THE recent announcement by one of country’s stock market leaders, Delta Beverages, that it will be selling its products in United States dollars starting tomorrow should be a wake-up call to government to realise that the surrogate currency, bond note, has completely lost its lustre.
It is sad that authorities have chosen to bury their heads in the sand, pretending the bond note is trading at par with the US dollar, ignoring all the fundamentals and glaring facts on the ground that suggest otherwise.
Delta has joined fellow listed company, Simbisa Brands, which last month openly started trading in hard curreny.
Other informal businesses have been benchmarking their products in US dollar and it is beyond an iota of doubt that we are going to see a wholesome switch to this new phenomenon.

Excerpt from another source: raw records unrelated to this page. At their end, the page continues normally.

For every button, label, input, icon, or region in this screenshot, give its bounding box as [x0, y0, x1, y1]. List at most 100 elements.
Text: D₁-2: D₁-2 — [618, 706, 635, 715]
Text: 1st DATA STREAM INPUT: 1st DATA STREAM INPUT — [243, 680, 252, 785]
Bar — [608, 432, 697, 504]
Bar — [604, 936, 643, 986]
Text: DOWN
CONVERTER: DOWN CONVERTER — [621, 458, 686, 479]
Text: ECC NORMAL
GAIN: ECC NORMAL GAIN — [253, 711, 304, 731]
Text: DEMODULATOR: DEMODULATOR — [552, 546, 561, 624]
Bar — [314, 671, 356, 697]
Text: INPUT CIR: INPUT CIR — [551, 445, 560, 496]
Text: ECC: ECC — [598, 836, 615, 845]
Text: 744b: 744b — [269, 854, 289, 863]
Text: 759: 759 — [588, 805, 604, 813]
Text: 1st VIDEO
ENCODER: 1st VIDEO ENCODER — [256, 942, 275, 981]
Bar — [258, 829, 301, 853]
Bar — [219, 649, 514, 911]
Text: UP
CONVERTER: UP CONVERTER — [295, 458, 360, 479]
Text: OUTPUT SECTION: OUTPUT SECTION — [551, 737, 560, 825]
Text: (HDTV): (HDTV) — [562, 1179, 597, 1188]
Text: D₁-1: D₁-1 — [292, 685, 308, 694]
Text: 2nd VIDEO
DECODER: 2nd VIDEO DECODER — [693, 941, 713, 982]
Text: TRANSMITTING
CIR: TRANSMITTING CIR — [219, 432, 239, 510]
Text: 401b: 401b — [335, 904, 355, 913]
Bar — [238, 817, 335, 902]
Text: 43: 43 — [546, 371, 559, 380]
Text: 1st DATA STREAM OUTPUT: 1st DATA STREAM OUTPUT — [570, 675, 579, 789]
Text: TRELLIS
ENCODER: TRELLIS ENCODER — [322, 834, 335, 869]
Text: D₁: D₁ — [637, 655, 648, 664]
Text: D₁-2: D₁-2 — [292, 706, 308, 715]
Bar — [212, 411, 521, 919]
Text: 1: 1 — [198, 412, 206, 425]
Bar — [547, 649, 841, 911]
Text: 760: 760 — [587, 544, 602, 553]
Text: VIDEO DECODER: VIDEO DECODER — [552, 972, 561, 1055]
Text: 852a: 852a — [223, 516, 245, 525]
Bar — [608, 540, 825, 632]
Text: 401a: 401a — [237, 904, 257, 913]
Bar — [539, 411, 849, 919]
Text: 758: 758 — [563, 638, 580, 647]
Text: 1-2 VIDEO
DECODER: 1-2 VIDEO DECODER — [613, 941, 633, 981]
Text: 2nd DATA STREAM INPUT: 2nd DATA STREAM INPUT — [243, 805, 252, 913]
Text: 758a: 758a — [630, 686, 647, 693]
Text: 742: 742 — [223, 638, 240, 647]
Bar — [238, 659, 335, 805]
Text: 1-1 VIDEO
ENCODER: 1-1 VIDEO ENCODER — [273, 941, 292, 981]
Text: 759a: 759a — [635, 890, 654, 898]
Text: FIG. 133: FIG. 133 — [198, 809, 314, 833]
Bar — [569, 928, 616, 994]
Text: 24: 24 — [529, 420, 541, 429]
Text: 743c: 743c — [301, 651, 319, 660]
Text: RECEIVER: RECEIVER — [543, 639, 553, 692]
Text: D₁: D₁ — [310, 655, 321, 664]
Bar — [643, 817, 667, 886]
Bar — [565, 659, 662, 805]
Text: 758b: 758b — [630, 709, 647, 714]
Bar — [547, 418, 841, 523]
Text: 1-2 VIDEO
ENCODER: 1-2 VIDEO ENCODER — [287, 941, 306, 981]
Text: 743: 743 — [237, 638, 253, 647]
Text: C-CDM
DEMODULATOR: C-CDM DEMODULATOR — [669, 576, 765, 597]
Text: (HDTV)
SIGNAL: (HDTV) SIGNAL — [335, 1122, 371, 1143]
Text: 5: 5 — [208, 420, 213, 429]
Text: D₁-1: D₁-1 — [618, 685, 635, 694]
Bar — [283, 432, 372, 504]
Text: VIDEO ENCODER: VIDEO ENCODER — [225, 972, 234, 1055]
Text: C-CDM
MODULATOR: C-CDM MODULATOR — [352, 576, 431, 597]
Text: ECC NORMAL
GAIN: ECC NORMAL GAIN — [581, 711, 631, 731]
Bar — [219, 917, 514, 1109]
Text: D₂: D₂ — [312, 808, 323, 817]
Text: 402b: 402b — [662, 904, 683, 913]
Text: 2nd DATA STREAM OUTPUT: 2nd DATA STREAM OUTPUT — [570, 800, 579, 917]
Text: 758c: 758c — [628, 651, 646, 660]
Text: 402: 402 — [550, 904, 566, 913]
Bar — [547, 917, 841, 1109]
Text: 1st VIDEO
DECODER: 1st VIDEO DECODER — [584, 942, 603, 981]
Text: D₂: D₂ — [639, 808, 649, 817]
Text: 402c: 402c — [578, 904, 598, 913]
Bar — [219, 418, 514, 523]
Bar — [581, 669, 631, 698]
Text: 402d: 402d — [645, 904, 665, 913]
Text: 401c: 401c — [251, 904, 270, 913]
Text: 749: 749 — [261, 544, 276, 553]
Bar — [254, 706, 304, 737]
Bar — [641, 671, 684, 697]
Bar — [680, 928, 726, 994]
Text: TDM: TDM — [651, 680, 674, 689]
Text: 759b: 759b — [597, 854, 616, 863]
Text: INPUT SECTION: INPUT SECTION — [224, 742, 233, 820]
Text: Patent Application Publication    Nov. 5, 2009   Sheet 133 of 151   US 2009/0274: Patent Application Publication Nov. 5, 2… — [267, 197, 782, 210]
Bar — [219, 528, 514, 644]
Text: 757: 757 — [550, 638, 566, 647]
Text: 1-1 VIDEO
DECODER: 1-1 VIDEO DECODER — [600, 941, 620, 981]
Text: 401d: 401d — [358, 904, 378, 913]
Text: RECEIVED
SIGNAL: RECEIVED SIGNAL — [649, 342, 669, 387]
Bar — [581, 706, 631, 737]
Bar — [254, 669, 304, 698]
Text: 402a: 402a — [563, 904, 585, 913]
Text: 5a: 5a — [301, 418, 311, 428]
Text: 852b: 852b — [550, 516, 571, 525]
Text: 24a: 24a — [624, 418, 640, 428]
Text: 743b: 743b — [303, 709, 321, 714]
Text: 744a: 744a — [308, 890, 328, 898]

Government is fooling no one by insisting that the bond, real time gross settlement (RTGS) and US$ exchange rates are at par and yet its tax agency, the Zimbabwe Revenue Authority, is now actively levying import duty on vehicles and other items, including meat and cosmetics, in hard currency.
Other goods listed in the 2019 budget for duty in forex include fresh cheese (grated or powdered of all kinds), fresh grapes, groundnuts, margarine, selected meat products, poultry products, preserved fish and salt water.
With all due respect, government must review its interpretation of the 1:1 exchange rate in the coming Monetary Policy Statement expected at the end of this month.
While the economy is increasingly re-dollarising itself, it is difficult to conceive how ordinary Zimbabweans, whose earnings are still denominated in the bond note, will manage to pay for services and products charged in foreign currency.
Already, civil servants have raised the ante, calling on their employer to pay them in hard currency or have their RTGS salaries benchmarked at the existing exchange rate after realising that inflation was fast eroding their earnings.
It’s undeniable that the bond note is on its way out, the same way as the Zimbabwe dollar, which was decommissioned in 2009 after hyper-inflation had reduced it to a mere piece of paper.
Acting President Constantino Chiwenga has rebuffed striking doctors’ request to be paid in US dollars, saying government does not print US dollars and would, therefore, not consider their demands.
It is yet to be seen on how government will navigate this terrain, given that business has now taken the lead in dollarising.